"DEBT OF BLOOD"

France is giving citizenship to the African soldiers who fought its wars over 50 years ago

Quartz africa
Quartz africa

For most of the 20th century, France recruited, usually forcibly, men from its colonies in Africa fight its battles around the world. From the first world war in 1914 to the Indochina wars and Algeria’s fight for independence in the 1950s and 1960s, hundreds of thousands of Africans soldiers fought under the French flag. They were called tirailleurs, or “sharpshooters,” a name to mock their limited training.

Decades later, 28 of these former soldiers were recognized in a ceremony on April 15 where they were given French citizenship. Many of them were from Senegal, a country that sent more than a third of all of its military- age men to France to fight during World War I.

“France is proud to welcome you, just as you were proud to carry its flag, the flag of freedom,” president Francois Hollande said at the ceremony in the Elysée Palace in Paris, adding that his country owes these men a “debt of blood.” The honored veterans were between the ages of 78 and 90.

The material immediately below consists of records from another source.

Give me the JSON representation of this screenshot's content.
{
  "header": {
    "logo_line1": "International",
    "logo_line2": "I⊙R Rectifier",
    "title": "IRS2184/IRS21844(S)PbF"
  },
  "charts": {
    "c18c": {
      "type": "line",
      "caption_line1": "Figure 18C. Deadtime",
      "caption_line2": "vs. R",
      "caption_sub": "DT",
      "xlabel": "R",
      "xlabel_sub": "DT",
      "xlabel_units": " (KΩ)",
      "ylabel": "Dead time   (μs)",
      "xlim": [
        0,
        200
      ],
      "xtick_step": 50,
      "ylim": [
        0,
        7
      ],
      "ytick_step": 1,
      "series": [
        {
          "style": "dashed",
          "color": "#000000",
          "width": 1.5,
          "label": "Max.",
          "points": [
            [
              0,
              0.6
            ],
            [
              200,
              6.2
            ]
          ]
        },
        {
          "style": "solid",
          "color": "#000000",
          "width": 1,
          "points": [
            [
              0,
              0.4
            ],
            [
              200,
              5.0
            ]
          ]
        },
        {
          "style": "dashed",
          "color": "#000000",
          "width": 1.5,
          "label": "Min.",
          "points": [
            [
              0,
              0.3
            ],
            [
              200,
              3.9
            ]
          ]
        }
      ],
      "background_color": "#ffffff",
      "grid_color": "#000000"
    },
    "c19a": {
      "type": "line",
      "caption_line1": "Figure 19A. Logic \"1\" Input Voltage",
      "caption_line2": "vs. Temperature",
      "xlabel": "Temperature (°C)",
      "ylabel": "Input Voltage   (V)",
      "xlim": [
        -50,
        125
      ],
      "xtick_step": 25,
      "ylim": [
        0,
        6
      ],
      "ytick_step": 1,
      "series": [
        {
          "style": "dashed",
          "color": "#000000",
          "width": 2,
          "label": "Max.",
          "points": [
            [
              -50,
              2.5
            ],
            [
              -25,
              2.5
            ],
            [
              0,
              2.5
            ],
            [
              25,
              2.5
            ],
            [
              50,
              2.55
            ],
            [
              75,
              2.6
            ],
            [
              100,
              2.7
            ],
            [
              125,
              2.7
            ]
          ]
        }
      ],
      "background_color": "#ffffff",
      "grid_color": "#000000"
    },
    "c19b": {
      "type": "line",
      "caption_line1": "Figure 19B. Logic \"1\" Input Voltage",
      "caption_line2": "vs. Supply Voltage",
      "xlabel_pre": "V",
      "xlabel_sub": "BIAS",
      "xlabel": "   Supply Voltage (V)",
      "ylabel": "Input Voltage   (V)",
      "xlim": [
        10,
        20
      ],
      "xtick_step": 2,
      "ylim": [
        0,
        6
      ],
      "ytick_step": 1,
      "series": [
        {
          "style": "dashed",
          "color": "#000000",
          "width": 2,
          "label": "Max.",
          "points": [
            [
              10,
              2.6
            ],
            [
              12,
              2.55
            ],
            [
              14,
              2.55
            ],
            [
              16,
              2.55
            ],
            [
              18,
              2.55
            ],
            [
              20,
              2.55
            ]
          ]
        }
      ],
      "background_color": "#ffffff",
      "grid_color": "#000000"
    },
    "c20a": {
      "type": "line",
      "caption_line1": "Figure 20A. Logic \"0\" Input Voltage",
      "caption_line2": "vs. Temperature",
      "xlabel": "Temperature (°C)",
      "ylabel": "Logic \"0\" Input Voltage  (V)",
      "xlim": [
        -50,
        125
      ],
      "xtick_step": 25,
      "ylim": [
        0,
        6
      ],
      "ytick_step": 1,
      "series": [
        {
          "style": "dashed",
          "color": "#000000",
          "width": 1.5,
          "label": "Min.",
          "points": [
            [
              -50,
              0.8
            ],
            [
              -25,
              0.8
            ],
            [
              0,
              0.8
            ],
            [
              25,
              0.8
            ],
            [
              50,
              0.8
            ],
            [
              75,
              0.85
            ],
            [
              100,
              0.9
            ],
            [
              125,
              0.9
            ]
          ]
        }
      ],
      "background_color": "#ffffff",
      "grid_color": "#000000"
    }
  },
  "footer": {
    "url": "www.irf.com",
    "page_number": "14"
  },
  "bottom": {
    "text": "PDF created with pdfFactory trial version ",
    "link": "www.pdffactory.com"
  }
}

The term is steeped in meaning. French colonial government and military used to say its colonial subjects owed the country a “blood tax” for its rule. Colonial soldiers responded by saying France owed them a “blood debt.”

Yoro Diao, (C), 88, waits with other veterans during President Francois Hollande's speech (not pictured) as part of a ceremony to award French citizenship to former Senegalese riflemen veterans at the Elysee Palace in Paris, France, 15 April 2017.
York Diao (center), 88, a former Senegalese rifleman, listens to a speech by French president Francois Hollande. (EPA/Christophe Petit)

Critics and leaders in former French colonies say that France has never really recognized or compensated the African soldiers that fought for the country. That has soured relations between African countries and France to this day.

“There is a long history there, and it includes racism and exploitation, and even violence when soldiers advocated for better treatment and pay that they thought was rightfully theirs,” says Richard Fogarty, a historian of modern France at the University of Albany in New York.

A group of West African soldiers stationed at camp in Thiaroye, Senegal, mutinied in 1944, demanding equal pay and the same treatment as their French counterparts. French soldiers fired on them, killing up to 400 men. Their mass grave still hasn’t been found.

After African colonies gained independence in the 1960s, France froze military pensions, citing cheaper living costs in Africa. While a French military veteran received €690 a month in 2006 (about $850 then), a sub-Saharan African or North African soldier got about €61. Former colonial solders were allowed to stay in France but could only go home for three months a year.

French President Francois Hollande (C-R)shakes hands with veterans during a ceremony to award French citizenship to former Senegalese riflemen veterans at the Elysee Palace in Paris, France, 15 April 2017.
Hollande with veterans during the ceremony at the Elysée Palace in Paris. (EPA/Christophe Petit)

Over the past few decades, activists have gained some ground. The 2006 French film Indigènes, about a group of North African soldiers in France during World War II, dramatized the contributions of colonial soldiers in France’s liberation. More than half of French forces in Italy and France between 1943 and 1944 came from African colonies, and at least 40,000 died.

After seeing the film, then president Jacques Chirac promised to “do something” to honor these soldiers. In 2010, France granted full military pensions to 30,000 surviving colonial veterans from Africa.

Today, those that have been given citizenship can now travel freely between France and their homes in Africa. Aissatou Seck, a deputy mayor of a suburb in Paris who has been campaigning for the rights of African veterans, says there are hundreds of citizenship applications that Hollande has promised to process.

Whether that will be enough is unclear. “I’m not sure France can ever fully repay that debt, but these moves to try to do so are certainly better than nothing,” says Fogarty.